Minimum-variance unbiased estimator for mean under synthetic contamination

Characterize the minimum-variance unbiased estimator for the mean μ of an arbitrary d-dimensional distribution in the synthetic contamination model where, at each round t, the observed average X_t equals α Y_{t-1} + (1−α) μ + U_t with zero-mean noise U_t, and the estimator Y_t is formed from past observations via nonuniform cross-round weights.

Background

The paper analyzes mean estimation when each round’s data is partially contaminated by synthetic examples generated from the previous estimate, parameterized by contamination rate α. It gives an exact variance formula for uniform weighting and shows this estimator is generally not MVUE, including for distributions where the sample mean is MVUE in i.i.d. settings.

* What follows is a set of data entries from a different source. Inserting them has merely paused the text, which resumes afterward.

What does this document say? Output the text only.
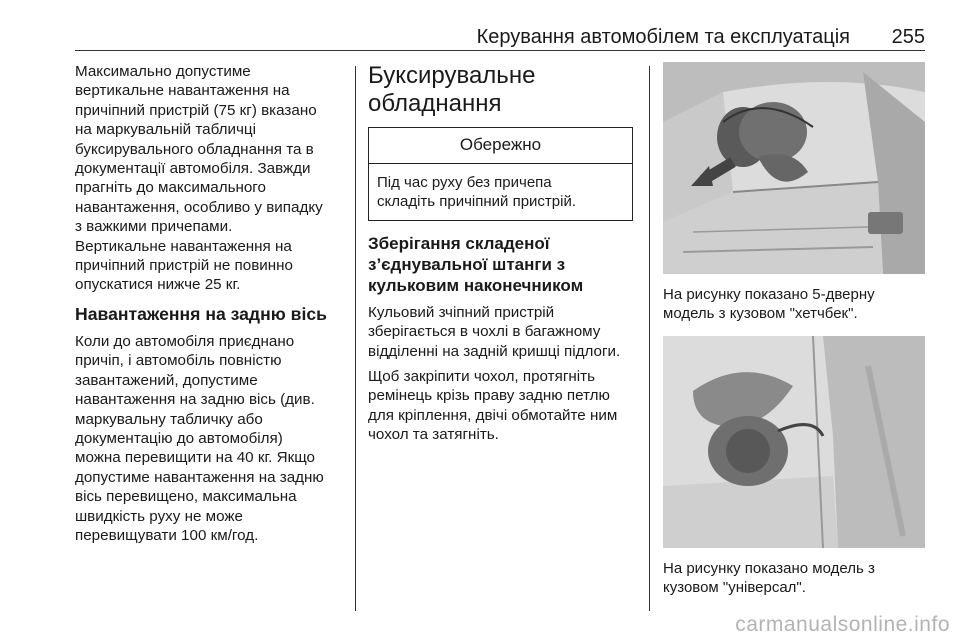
Керування автомобілем та експлуатація 255

Максимально допустиме
вертикальне навантаження на
причіпний пристрій (75 кг) вказано
на маркувальній табличці
буксирувального обладнання та в
документації автомобіля. Завжди
прагніть до максимального
навантаження, особливо у випадку
з важкими причепами.

Вертикальне навантаження на
причіпний пристрій не повинно
опускатися нижче 25 кг.

Навантаження на задню вісь

Коли до автомобіля приєднано
причіп, і автомобіль повністю
завантажений, допустиме
навантаження на задню вісь (див.
маркувальну табличку або
документацію до автомобіля)
можна перевищити на 40 кг. Якщо
допустиме навантаження на задню
вісь перевищено, максимальна
швидкість руху не може
перевищувати 100 км/год.

Буксирувальне обладнання
Обережно
Під час руху без причепа
складіть причіпний пристрій.
Зберігання складеної
з’єднувальної штанги з
кульковим наконечником

Кульовий зчіпний пристрій
зберігається в чохлі в багажному
відділенні на задній кришці підлоги.

Щоб закріпити чохол, протягніть
ремінець крізь праву задню петлю
для кріплення, двічі обмотайте ним
чохол та затягніть.

На рисунку показано 5-дверну
модель з кузовом "хетчбек".
На рисунку показано модель з
кузовом "універсал".
carmanualsonline.info
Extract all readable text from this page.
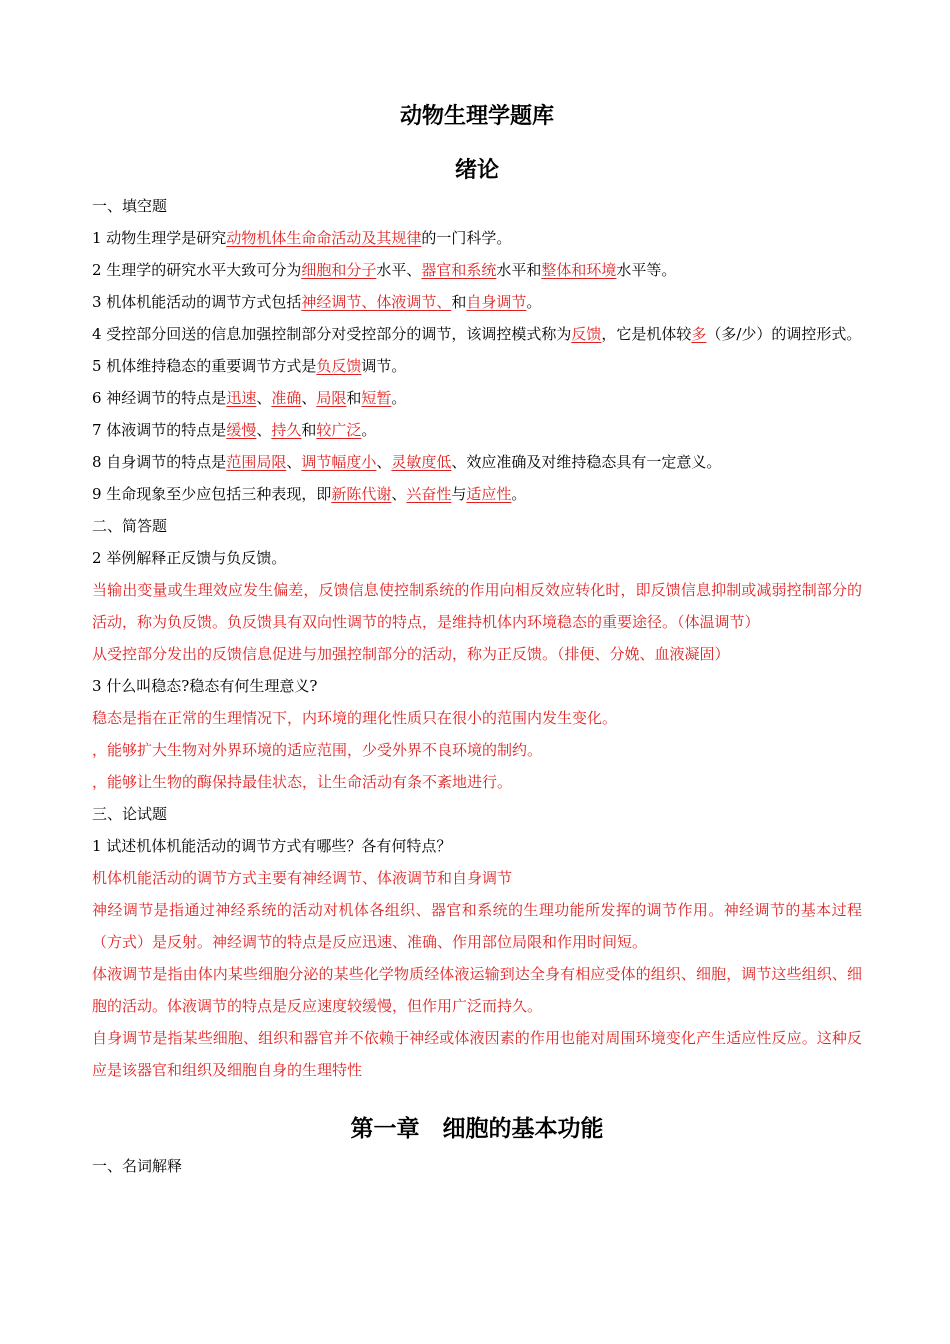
动物生理学题库
绪论

一、填空题

1 动物生理学是研究动物机体生命命活动及其规律的一门科学。

2 生理学的研究水平大致可分为细胞和分子水平、器官和系统水平和整体和环境水平等。

3 机体机能活动的调节方式包括神经调节、体液调节、和自身调节。

4 受控部分回送的信息加强控制部分对受控部分的调节，该调控模式称为反馈，它是机体较多（多/少）的调控形式。

5 机体维持稳态的重要调节方式是负反馈调节。

6 神经调节的特点是迅速、准确、局限和短暂。

7 体液调节的特点是缓慢、持久和较广泛。

8 自身调节的特点是范围局限、调节幅度小、灵敏度低、效应准确及对维持稳态具有一定意义。

9 生命现象至少应包括三种表现，即新陈代谢、兴奋性与适应性。

二、简答题

2 举例解释正反馈与负反馈。

当输出变量或生理效应发生偏差，反馈信息使控制系统的作用向相反效应转化时，即反馈信息抑制或减弱控制部分的活动，称为负反馈。负反馈具有双向性调节的特点，是维持机体内环境稳态的重要途径。（体温调节）

从受控部分发出的反馈信息促进与加强控制部分的活动，称为正反馈。（排便、分娩、血液凝固）

3 什么叫稳态?稳态有何生理意义?

稳态是指在正常的生理情况下，内环境的理化性质只在很小的范围内发生变化。

，能够扩大生物对外界环境的适应范围，少受外界不良环境的制约。

，能够让生物的酶保持最佳状态，让生命活动有条不紊地进行。

三、论试题

1 试述机体机能活动的调节方式有哪些？各有何特点？

机体机能活动的调节方式主要有神经调节、体液调节和自身调节

神经调节是指通过神经系统的活动对机体各组织、器官和系统的生理功能所发挥的调节作用。神经调节的基本过程（方式）是反射。神经调节的特点是反应迅速、准确、作用部位局限和作用时间短。

体液调节是指由体内某些细胞分泌的某些化学物质经体液运输到达全身有相应受体的组织、细胞，调节这些组织、细胞的活动。体液调节的特点是反应速度较缓慢，但作用广泛而持久。

自身调节是指某些细胞、组织和器官并不依赖于神经或体液因素的作用也能对周围环境变化产生适应性反应。这种反应是该器官和组织及细胞自身的生理特性

第一章　细胞的基本功能

一、名词解释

The authors explicitly identify fully characterizing the MVUE in this contamination framework as an open problem, beyond the demonstrated suboptimality of uniform weighting and specific improvements via alternative weighting schemes.

References

Interesting open problems for mean estimation include fully characterizing the minimum variance unbiased estimator, and allowing the mean to depend on a vector of covariates instead of remaining fixed in every round.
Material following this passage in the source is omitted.